This repo contains code to perform analyses described in our paper, "An Automatic Finite-Sample Robustness Metric: When Can Dropping a Little Data Make a Big Difference?" for the case of ordinary least squares and instrumental variable regressions. The repo name comes from "Z-estimator approximate maximal influence".
Breaking update warning:
The move from tag v0.2 to v0.3 made big changes to the API and
code organization, and is not backwards compatible. The change fixed
an major bug
and generally made the code generally less research-y. See
examples/simple_examples.R
for a guide to the new API.
To use the old version instead of the new,
install as below using the argument ref="v0.2"
instead of ref=master
.
Note that paired
removal, a feature in the previous version, is not yet supported in the new
version. For a complete descrition of the new API, see
zaminfluence/R/README.md
. Please report any problems or questions by
opening an issue on Github or emailing me.
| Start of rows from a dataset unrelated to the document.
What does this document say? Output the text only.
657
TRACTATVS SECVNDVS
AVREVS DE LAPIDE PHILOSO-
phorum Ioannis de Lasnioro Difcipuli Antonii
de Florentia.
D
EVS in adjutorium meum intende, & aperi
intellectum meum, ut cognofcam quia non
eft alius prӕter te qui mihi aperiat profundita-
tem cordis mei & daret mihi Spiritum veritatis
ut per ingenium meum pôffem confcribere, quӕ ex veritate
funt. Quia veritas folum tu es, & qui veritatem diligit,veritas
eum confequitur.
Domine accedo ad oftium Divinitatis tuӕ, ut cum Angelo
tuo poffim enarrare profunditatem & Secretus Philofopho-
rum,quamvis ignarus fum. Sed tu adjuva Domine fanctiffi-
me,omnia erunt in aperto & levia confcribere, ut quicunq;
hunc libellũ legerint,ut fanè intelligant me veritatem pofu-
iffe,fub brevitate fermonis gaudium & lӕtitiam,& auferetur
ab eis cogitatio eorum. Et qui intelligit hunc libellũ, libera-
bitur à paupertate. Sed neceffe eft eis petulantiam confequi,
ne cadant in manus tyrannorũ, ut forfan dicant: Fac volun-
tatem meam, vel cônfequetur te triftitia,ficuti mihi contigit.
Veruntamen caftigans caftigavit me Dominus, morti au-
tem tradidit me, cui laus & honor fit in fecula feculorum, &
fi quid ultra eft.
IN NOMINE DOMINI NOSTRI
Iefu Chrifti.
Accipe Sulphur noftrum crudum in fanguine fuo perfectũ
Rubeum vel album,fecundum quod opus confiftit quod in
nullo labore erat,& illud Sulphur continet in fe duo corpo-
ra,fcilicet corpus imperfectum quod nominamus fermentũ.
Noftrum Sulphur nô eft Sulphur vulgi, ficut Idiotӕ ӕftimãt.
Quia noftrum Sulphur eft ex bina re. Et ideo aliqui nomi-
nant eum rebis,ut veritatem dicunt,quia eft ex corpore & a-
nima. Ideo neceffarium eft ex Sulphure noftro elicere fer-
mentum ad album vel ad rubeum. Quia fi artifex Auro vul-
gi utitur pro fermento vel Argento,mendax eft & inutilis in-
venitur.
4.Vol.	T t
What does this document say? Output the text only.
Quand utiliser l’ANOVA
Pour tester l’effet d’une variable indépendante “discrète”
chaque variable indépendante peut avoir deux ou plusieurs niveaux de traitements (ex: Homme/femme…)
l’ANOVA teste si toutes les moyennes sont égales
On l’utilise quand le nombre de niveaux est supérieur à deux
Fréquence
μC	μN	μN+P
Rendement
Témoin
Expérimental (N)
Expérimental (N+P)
- You can install the R library directly from github.
> library(devtools)
> devtools::install_github("https://github.com/rgiordan/zaminfluence/",
ref="master",
subdir="zaminfluence",
force=TRUE)
You can install different branches using the ref
argument.
- Done, hopefully! You should now be able to run the script in
examples/simple_examples.R
.
Please submit an issue or email us if you have any questions or comments!
The following simple example finds and plots influential
sets for a linear regression problem. It is taken from
examples/simple_examples.R
.
library(tidyverse)
library(gridExtra)
library(zaminfluence)
#############################
# Generate data.
set.seed(42)
num_obs <- 1000
x_dim <- 3
param_true <- 0.1 * runif(x_dim)
df <- GenerateRegressionData(num_obs, param_true, num_groups=NULL)
#############################
# Fit a regression model.
x_names <- sprintf("x%d", 1:x_dim)
reg_form <- formula(sprintf("y ~ %s - 1", paste(x_names, collapse=" + ")))
fit_object <- lm(data = df, formula=reg_form, x=TRUE, y=TRUE)
#############################
# Now it's zaminfluence time!
# Get influence scores for the first two regressors.
model_grads <-
ComputeModelInfluence(fit_object) %>%
AppendTargetRegressorInfluence("x1") %>%
AppendTargetRegressorInfluence("x2")
# Compute the changes needed to change sign, significance, and both
signals <- GetInferenceSignals(model_grads)
# Predict the changes, re-run the model at the left-out points, and
# compare the two.
preds <- PredictForSignals(signals, model_grads)
reruns <- RerunForSignals(signals, model_grads)
reruns_df <- GetSignalsAndRerunsDataframe(signals, reruns, model_grads)
preds_df <- GetSignalsAndRerunsDataframe(signals, preds, model_grads)
summary_df <-
rbind(reruns_df %>% mutate(method="rerun"),
preds_df %>% mutate(method="prediction")) %>%
pivot_wider(names_from=method, values_from=value)
ggplot(summary_df) +
geom_point(aes(x=prediction, y=rerun, color=param_name, shape=metric)) +
geom_abline(aes(slope=1, intercept=0))
##############################################################
# Visualize which points are being dropped to change both
# sign and significance of the x1 regressor
signal <- signals[["x1"]][["both"]]
df$drop <- GetWeightVector(signal$apip$inds, nrow(df), bool=TRUE, invert=TRUE)
df$infl <- signal$qoi$infl
grid.arrange(
ggplot(df) +
geom_point(aes(x=x1, y=infl, color=drop)),
ggplot(df) +
geom_point(aes(x=x1, y=y, color=drop)),
ggplot(df) +
geom_point(aes(x=x1, y=x2, color=drop)),
ncol=3
)